Mrs. Meadows was hired by the bank on August 13, 1990, as a marketing representative, at a monthly salary of $5,416.00. She was terminated on February 8, 1991. One month later, the bank sued Mrs. Meadows, alleging, inter alia, that she: (1) used the American Express card, issued by the bank for business purposes only, for unauthorized personal expenses; (2) engaged in a check kiting scheme by writing checks on her personal Franklin National Bank account covered by her Perpetual Bank account when there were insufficient funds in her Perpetual account; and (3) obtained an advance to cover personal medical expenses covered by her health insurance, but failed to repay the advance to the bank. In its complaint against Mrs. Meadows, the bank claimed breach of fiduciary duty; theft, embezzlement, false pretenses; recovery of compensation; breach of contract; and fraud.
On August 7, 1991, Mrs. Meadows filed an answer to the bank's complaint, and counterclaimed against the bank and two of its officers. Three of her twenty counterclaims were for negligent infliction of emotional distress (counterclaim fifteen); prima facie tort — intentional harm to a property interest (counterclaim seventeen); and intentional causing of liability (counterclaim eighteen). The bank filed a third amended complaint on April 7, 1992 in which it added Mrs. Meadows' husband as a defendant, and included a claim for civil conspiracy. The bank's theory was that Mr. Meadows aided and abetted his wife.

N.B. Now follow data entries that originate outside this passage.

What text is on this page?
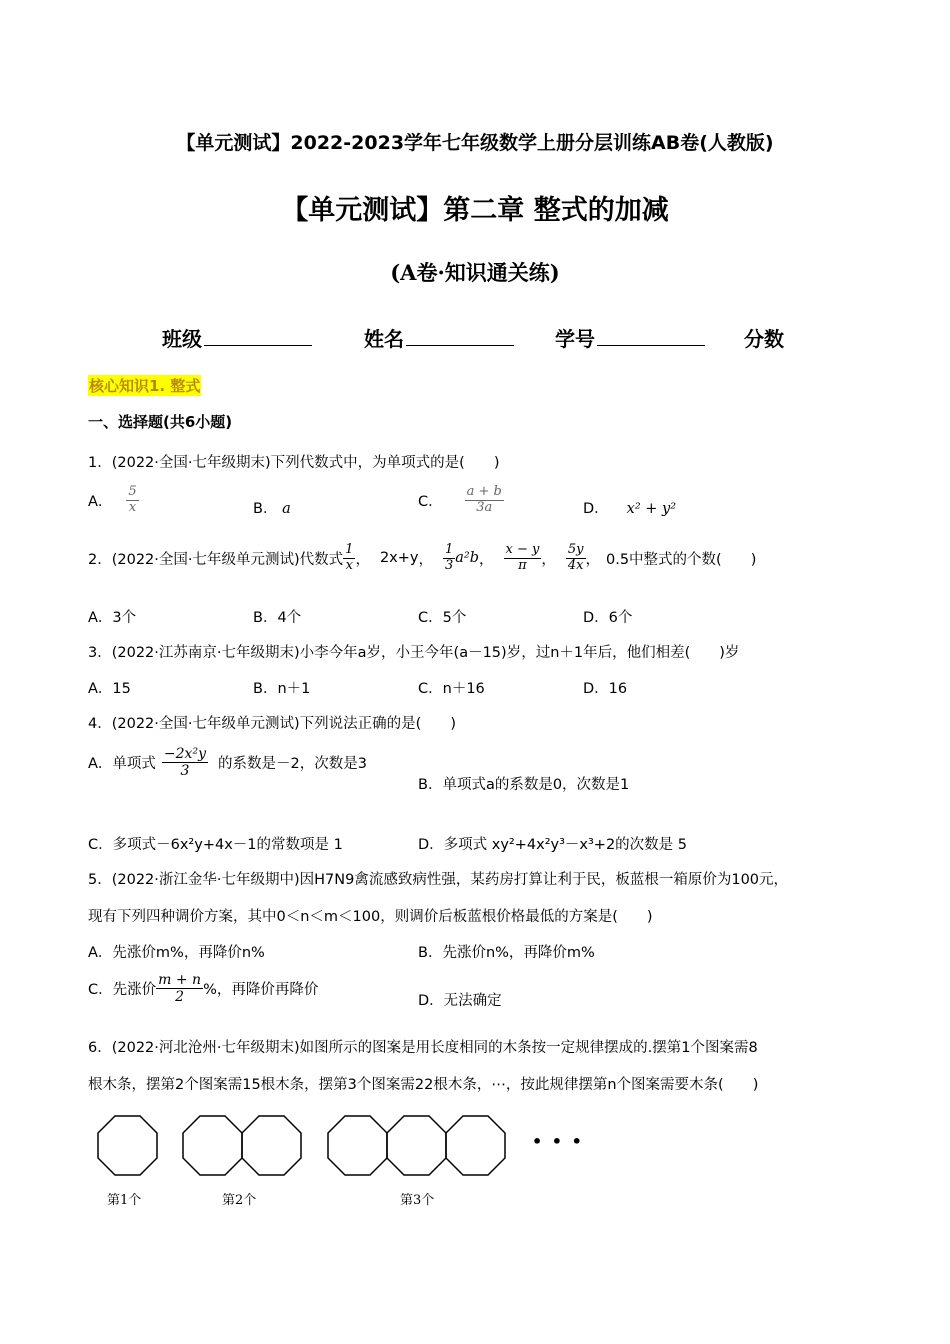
【单元测试】2022-2023学年七年级数学上册分层训练AB卷(人教版)
【单元测试】第二章 整式的加减
(A卷·知识通关练)
班级	姓名	学号	分数
核心知识1. 整式
一、选择题(共6小题)
1．(2022·全国·七年级期末)下列代数式中，为单项式的是(　　)
A． $\frac{5}{x}$	B． a	C． $\frac{a + b}{3a}$	D． x² + y²
2．(2022·全国·七年级单元测试)代数式 $\frac{1}{x}$ ， 2x+y ， $\frac{1}{3} a^2b$ ， $\frac{x - y}{\pi}$ ， $\frac{5y}{4x}$ ， 0.5中整式的个数(　　)
A．3个	B．4个	C．5个	D．6个
3．(2022·江苏南京·七年级期末)小李今年a岁，小王今年(a－15)岁，过n＋1年后，他们相差(　　)岁
A．15	B．n＋1	C．n＋16	D．16
4．(2022·全国·七年级单元测试)下列说法正确的是(　　)
A．单项式 $\frac{\text{−2x²y}}{3}$ 的系数是－2，次数是3
B．单项式a的系数是0，次数是1
C．多项式－6x²y+4x－1的常数项是 1	D．多项式 xy²+4x²y³－x³+2的次数是 5
5．(2022·浙江金华·七年级期中)因H7N9禽流感致病性强，某药房打算让利于民，板蓝根一箱原价为100元，
现有下列四种调价方案，其中0＜n＜m＜100，则调价后板蓝根价格最低的方案是(　　)
A．先涨价m%，再降价n%	B．先涨价n%，再降价m%
C．先涨价 $\frac{m + n}{2}$ %，再降价再降价
D．无法确定
6．(2022·河北沧州·七年级期末)如图所示的图案是用长度相同的木条按一定规律摆成的.摆第1个图案需8
根木条，摆第2个图案需15根木条，摆第3个图案需22根木条，⋯，按此规律摆第n个图案需要木条(　　)
• • •
第1个	第2个	第3个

The demand for sanctions was hard fought. In an initial order, docketed on February 14, 1994, the trial court granted the bank's motion for sanctions as to counterclaims fifteen, seventeen and eighteen, but denied sanctions based on the other counterclaims. In addition, the court denied Mr. and Mrs. Meadows' motion for sanctions. After reconsidering its order of February 14, the trial court issued a second order, docketed on April 22, 1994. In essence, the April 22 order reiterated the court's previous findings and conclusions regarding the motions of Mrs. Meadows and the bank for sanctions, denied Mr. Meadows' motion for sanctions, and assessed Mrs. Meadows and her counsel $533.60 in attorneys' fees and $42.00 in costs for the filing of counterclaims fifteen, seventeen and eighteen without reasonable prefiling inquiry.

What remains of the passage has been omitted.